Und dessen zweite Laufnummer Stupor (Other Power, 20. Oktober) von KMRU bleibt keineswegs hinter Islaja zurück. Die LP sammelt drei langlebige Ambient-Stücke, die die Besonderheit der produktionellen Fähigkeiten des in Berlin und Nairobi lebenden Kenianers Joseph Kamaru einen und auf den Punkt bringen: Die kluge Verwendung von Field Recordings, subtiler digitaler Prozessierung und eigens eingespielte Spuren aus warmen Synthesizerflächen. In Tracks, die sich jeweils über zehn Minuten entfalten dürfen, sich entwickeln, zu etwas werden und dann wieder zu etwas anderem, Neuem und wieder zurückfinden in die Erdung erkennbarer Feldaufnahmen. Keine Zäsur, aber durchaus eine Bestandsaufnahme, die unter anderem zeigt, dass sich Kamaru in weniger als fünf Jahren zu einem der produktivsten und konsistent hochwertigsten Ambientproduzenten weltweit entwickelt halt. Gekommen, um zu bleiben.

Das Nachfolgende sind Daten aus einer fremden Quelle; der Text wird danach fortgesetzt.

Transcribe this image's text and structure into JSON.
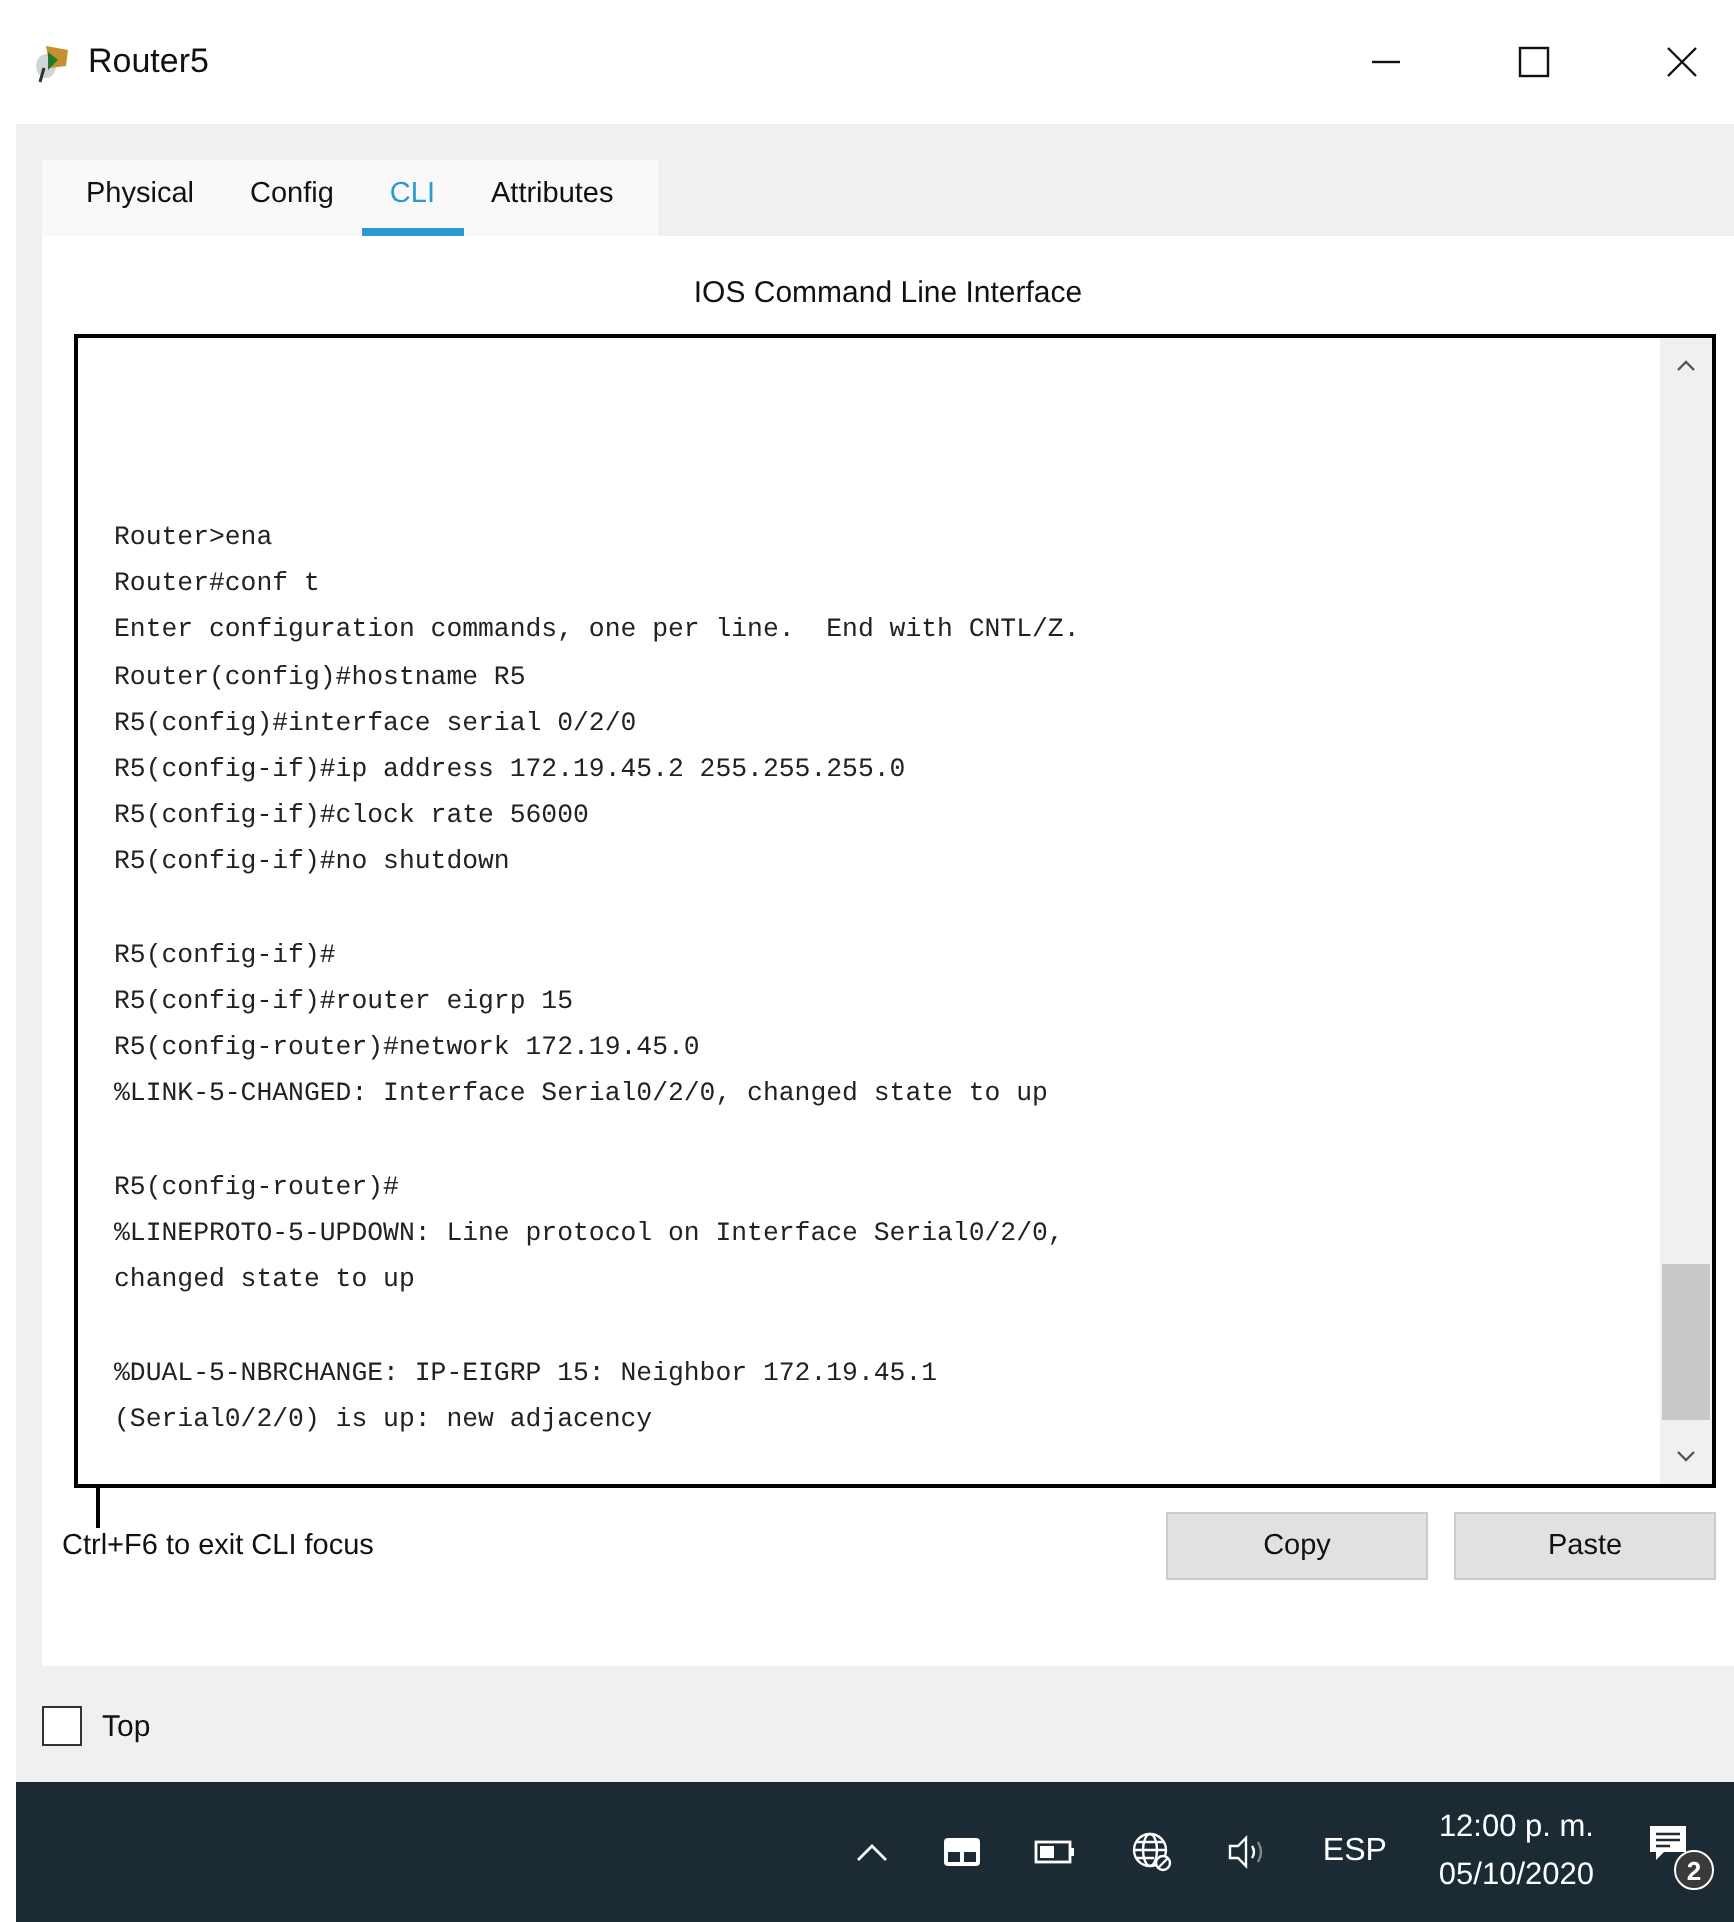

Nach dem Club ist vor dem Club. Gut, dass feinsinnige Post-Club-Experimente inzwischen nicht mehr der pandemischen Zwangspause des Techno-Betriebs nachhängen müssen. Die Berliner DJ und Labelbetreiberin Dasha Rush konnte daher einfach so mal eine Zwischenauszeit von ihren zuletzt recht derbe daherkommenden EBM- und Electro-Techno-Produktionen nehmen und hat für das altbewährte Verlagshaus Raster Media ein nervenstarkes wie zartes Album gemacht, das einige Konventionen über Bord wirft und andere wiederum vertieft und damit einzigartig macht. Contemplating (Raster Media, 29. September) erkennt den labeltypisch abstrakten Minimalismus durchaus an, bedient das altbewährte, gewohnte Idiom aber nur bedingt. Es fehlt (eben gar nicht) die übliche endcoole bis unterkühlte Kargheit. Das Album beweist (als ob ein Beweis nötig wäre), dass ausgeklügelter Konstruktivismus auch in emotional warmen Farben möglich ist. Was sich konzeptuell bis ins Cover fortpflanzt. Collage und Überlagerung, Bauhaus, De Stijl und Sowjetrealismus, die Ahnenlinien der Labelästhetik haben hier Eingang gefunden, wurden allerdings zu mildem Pastell. Was natürlich äußerst passend in den ersten Zwanzigerjahren des neuen Jahrtausends ist. Blaukalt war gestern.